04 June 2005

A wonderful vacation prevented me from doing a roundup of the Michael Powell retrospective at Lincoln Center, so please forgive the following self-indulgent remarks:

The Life and Death of Colonel Blimp is, quite simply, one of the best movies ever made; I left Lincoln Center that afternoon feeling unspeakably sad, because I'd seen it alone and missed the chance to introduce it to someone I cared about. (Fortunately, I have the DVD now, and I'd be glad to watch it with anyone who asks.) Black Narcissus strikes me as the weakest of the Archers' great movies: it has some problems in the narrative department, and it's missing the density of ideas and English values that I love in their other films, but it's clearly a major work of art. One of Our Aircraft is Missing and The Small Back Room are the films that bookend the Archers' string of six masterpieces, and they're merely wonderful, especially The Small Back Room, which finds two great directors riffing on expressionism, romance, suspense, and wartime atmosphere in a way that makes Hitchcock seem lame. The Phantom Light, The Spy in Black and The Edge of the World are fine, atmospheric early curiosities. The Battle of the River Plate is simply a bad movie, horribly inert and tedious at times, but occasionally redeemed by bits of Uruguayan color.
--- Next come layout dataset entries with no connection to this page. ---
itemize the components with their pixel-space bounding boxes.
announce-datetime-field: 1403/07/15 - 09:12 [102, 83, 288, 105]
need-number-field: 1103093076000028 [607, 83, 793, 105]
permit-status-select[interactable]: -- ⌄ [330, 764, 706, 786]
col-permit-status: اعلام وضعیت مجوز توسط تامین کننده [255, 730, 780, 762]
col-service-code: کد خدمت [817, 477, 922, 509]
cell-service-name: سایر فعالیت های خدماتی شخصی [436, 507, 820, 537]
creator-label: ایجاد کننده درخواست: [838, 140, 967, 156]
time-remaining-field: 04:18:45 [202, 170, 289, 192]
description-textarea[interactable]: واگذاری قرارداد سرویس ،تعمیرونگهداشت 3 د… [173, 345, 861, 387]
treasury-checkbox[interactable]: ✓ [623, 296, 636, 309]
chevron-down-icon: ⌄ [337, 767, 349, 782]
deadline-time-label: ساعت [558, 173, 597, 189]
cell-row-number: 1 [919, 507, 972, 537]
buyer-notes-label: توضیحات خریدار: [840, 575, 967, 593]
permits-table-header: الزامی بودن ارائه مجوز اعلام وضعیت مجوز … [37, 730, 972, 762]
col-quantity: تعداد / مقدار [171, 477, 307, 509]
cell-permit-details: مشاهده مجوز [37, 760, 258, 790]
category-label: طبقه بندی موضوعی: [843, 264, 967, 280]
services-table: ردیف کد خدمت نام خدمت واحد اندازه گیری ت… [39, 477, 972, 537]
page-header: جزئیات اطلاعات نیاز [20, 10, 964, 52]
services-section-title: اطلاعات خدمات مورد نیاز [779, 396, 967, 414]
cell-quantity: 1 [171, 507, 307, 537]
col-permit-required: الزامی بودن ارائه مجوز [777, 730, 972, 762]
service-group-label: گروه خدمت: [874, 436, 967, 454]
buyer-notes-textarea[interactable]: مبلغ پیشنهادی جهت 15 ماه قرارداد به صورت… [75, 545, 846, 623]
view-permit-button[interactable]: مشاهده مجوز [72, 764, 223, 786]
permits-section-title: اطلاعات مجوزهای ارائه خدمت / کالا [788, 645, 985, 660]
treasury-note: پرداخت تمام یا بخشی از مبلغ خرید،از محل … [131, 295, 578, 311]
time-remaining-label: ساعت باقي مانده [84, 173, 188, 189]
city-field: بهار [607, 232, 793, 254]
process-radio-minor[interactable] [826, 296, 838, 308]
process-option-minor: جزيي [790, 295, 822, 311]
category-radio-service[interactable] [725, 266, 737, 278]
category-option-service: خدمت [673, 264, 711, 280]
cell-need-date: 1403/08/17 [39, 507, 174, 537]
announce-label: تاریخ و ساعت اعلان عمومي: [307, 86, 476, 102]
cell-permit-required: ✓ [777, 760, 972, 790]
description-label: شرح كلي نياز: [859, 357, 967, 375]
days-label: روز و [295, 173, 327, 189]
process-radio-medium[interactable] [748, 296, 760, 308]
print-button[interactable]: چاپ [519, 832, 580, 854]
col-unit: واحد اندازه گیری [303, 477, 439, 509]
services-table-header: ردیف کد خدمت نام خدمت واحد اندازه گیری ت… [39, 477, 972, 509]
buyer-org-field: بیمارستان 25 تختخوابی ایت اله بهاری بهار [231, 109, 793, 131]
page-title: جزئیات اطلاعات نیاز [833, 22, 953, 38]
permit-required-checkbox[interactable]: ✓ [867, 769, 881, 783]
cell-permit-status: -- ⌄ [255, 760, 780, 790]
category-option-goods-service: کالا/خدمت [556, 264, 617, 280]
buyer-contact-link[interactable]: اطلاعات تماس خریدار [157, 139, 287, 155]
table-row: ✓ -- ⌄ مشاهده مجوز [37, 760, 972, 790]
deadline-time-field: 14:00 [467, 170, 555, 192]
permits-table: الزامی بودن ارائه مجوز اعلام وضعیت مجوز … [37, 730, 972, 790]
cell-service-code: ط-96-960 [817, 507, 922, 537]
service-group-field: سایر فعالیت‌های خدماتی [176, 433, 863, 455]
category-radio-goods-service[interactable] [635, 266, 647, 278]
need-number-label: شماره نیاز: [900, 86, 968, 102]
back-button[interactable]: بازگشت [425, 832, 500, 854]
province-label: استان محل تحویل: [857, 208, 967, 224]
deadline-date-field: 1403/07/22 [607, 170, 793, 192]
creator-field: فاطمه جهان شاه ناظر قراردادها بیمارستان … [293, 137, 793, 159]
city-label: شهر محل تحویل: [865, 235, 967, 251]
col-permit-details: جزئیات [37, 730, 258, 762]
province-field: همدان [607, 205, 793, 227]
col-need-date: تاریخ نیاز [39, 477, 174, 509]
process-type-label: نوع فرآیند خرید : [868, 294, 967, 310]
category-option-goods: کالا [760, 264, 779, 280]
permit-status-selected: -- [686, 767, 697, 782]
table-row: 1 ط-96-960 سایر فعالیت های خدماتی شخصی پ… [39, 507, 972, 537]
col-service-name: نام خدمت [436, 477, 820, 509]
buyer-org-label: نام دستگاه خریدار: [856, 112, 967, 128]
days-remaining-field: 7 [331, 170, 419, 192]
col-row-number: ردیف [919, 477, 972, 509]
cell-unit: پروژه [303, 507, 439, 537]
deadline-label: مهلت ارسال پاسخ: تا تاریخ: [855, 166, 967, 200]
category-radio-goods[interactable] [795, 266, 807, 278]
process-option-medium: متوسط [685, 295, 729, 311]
Ill Met By Moonlight, the Archers' last movie together, is a skillful novelette, and its simple suspense story and beautiful black-and-white cinematography sometimes make it feel like a looser, lighter Wages of Fear. And The Thief of Bagdad is still The Thief of Bagdad.

However, the real discovery, and the second-best movie I've seen all year (after A Canterbury Tale) is Contraband. I feel vaguely silly about raving about a quickie thriller made in 1940 that barely registers a hundred votes on imdb.com, but I can't help myself: this is one of the most entertaining movies I've ever seen, a weird, terrifically ingenious comedy-thriller about a Danish sea captain hunting for two missing passengers during a London blackout. Best of all, the sea captain is played by Conrad Veidt, who played the Nazi major in Casablanca—and it's a measure of Contraband's goofiness that it isn't until halfway through the movie that you realize he isn't the villain, but the romantic lead. I'm going to go out on a limb and say that Contraband is funnier and more exciting than any of Hitchcock's British pictures, and one of the best movies of the '40s, in its own lightweight, slapdash way. It's apparently on DVD somewhere, and I'm drooling over the prospect of finding a copy of my own.